The question of loyalty underpins much of Tally's behavior in Uglies. Her desire to remain loyal to Shay drives her initial resistance to betraying the Smoke. Once she arrives in the settlement, Tally's loyalty to her government is eroded by her love for the Smoke's rebellious, free-thinking inhabitants. The struggle to remain loyal to her government, her friends, and herself consumes Tally. To whom should she be allegiant? In the end, seeing the suffering her behavior has wrought, Tally understands the paramount importance of loyalty to oneself, not so much as it pertains to self-interest, but as it pertains to one's personal values.
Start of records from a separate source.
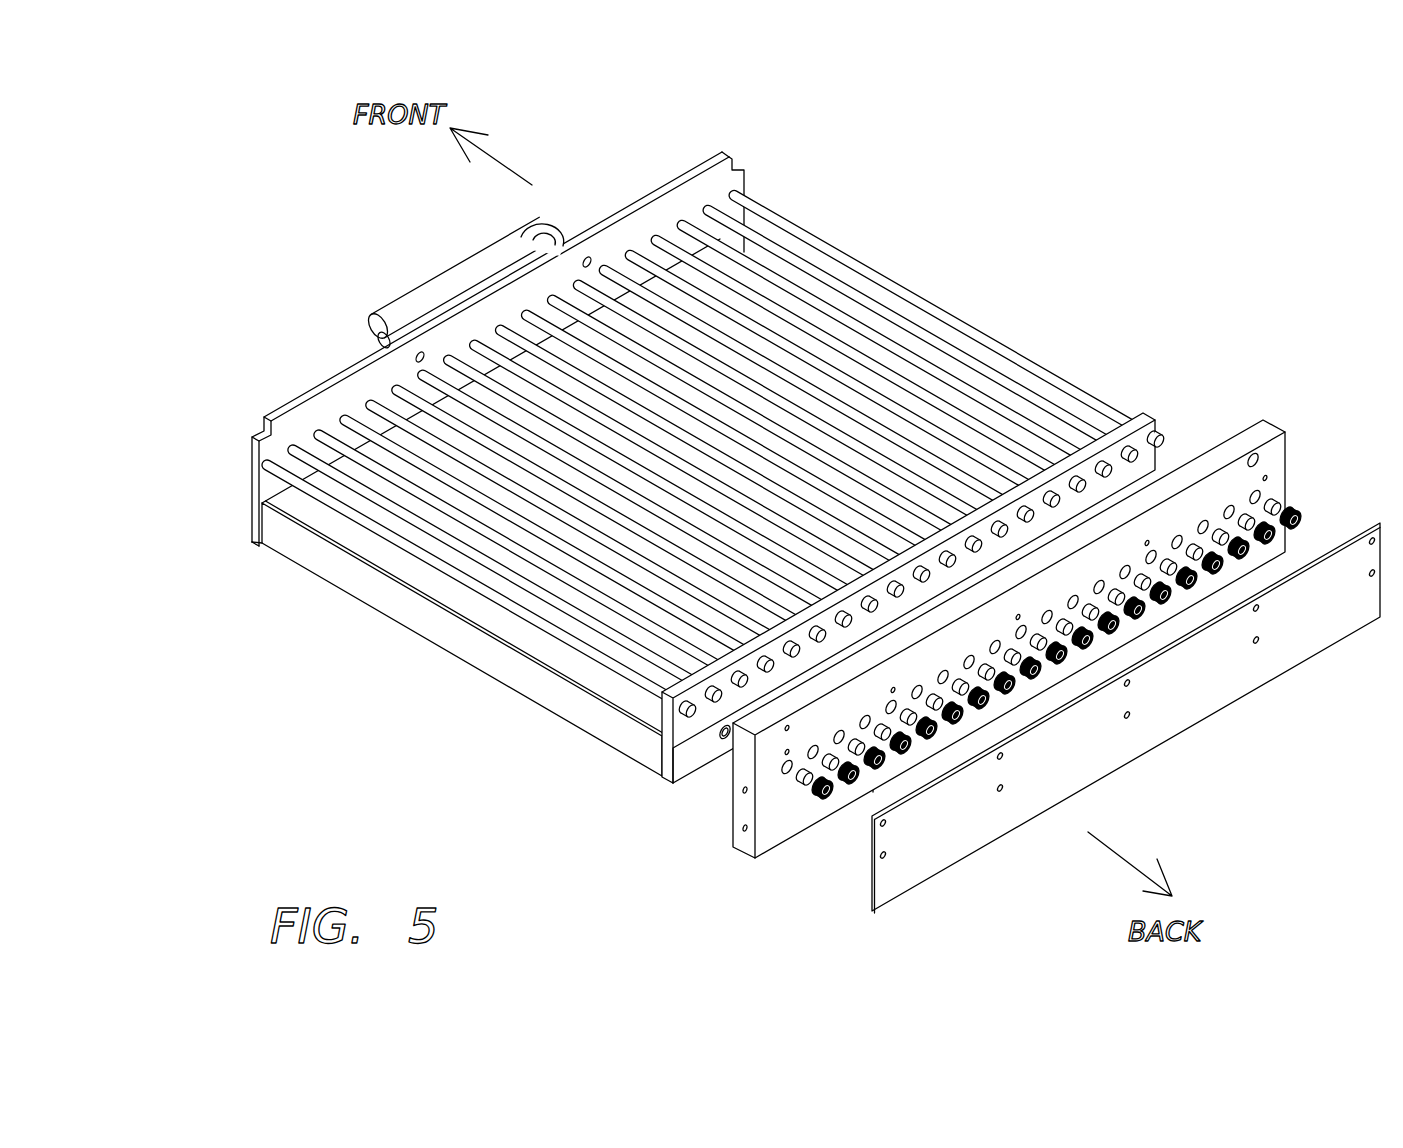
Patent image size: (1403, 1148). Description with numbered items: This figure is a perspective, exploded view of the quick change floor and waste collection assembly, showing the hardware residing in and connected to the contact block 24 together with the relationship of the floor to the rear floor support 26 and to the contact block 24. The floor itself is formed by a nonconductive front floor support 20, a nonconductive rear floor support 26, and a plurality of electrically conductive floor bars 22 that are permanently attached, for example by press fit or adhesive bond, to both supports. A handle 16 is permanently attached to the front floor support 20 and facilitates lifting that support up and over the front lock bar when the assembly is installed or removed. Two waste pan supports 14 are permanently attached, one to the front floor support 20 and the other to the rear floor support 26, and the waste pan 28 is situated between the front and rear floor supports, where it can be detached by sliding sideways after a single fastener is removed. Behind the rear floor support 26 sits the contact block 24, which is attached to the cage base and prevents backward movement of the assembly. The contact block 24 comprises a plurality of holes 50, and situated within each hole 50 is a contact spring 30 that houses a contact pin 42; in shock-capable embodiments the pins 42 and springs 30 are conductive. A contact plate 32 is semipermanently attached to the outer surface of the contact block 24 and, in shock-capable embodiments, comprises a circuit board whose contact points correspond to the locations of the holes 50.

The waste pan support 14 is at (263, 547).
The handle 16 is at (442, 287).
The front floor support 20 is at (343, 373).
The floor bars 22 is at (856, 333).
The contact block 24 is at (745, 842).
The rear floor support 26 is at (667, 723).
The waste pan 28 is at (455, 638).
The contact springs 30 is at (1291, 520).
The contact plate 32 is at (1182, 711).
The contact pins 42 is at (824, 792).
The holes 50 is at (1254, 495).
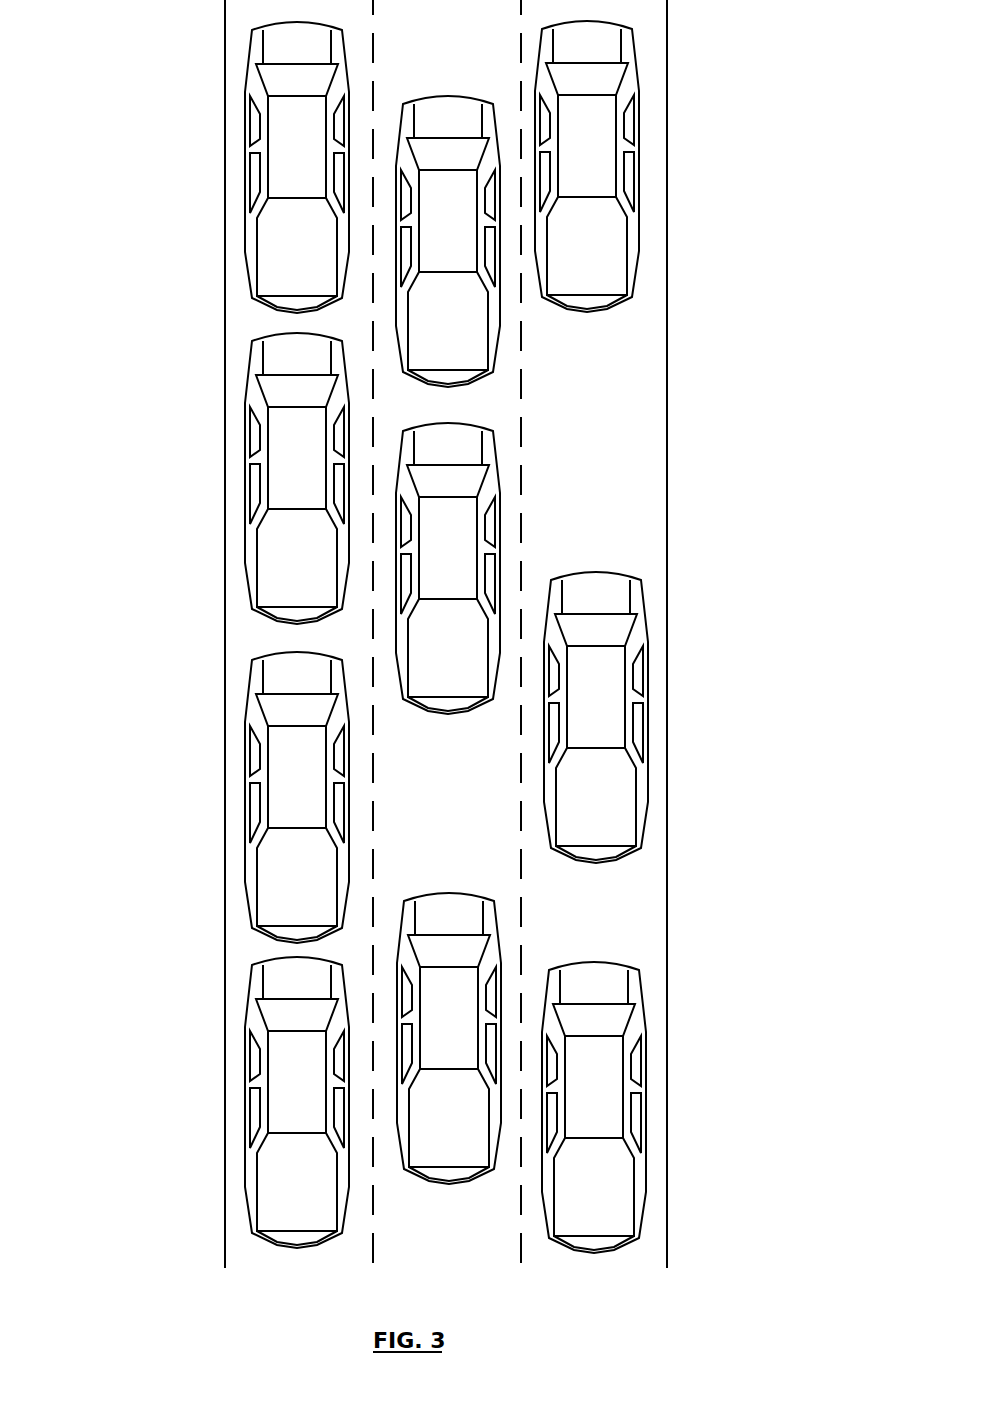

The complicated power, savagery, and beauty of nature is another theme in Uglies. Tally, who has grown up in the city, has never been exposed to the terror and majesty of the natural world. She is entranced by the spectacle of the wilderness and terrified by its cruel indifference to humanity. Nature, she realizes, is on no one's side but its own. Often, Tally's emotional predicaments are illuminated through natural metaphor.

Social Isolation

More than anything, Tally wants to belong. Her adolescence has been riddled with painful loneliness and longing; she believes that once she has the operation, she will finally feel as though she fits in somewhere. Fear of being a social pariah convinces Tally to work with Special Circumstances, a secret government agency whose methods go against her personal values. During her time in the Smoke, she pretends to hold the same rebellious beliefs as the other Smokies, so she will not stand out. Tally's dearest wish is to feel loved and accepted within a community, and consequently, by herself.

Body Modification

Everyone in Tally's world must undergo compulsory body modification surgery in order to be socially accepted. As a result, people are intensely self-critical, believing themselves to be unlovable and hideous without medical intervention. Though the novel does not take a strong stance on the issue of cosmetic surgery itself, it does advocate for increased self-acceptance.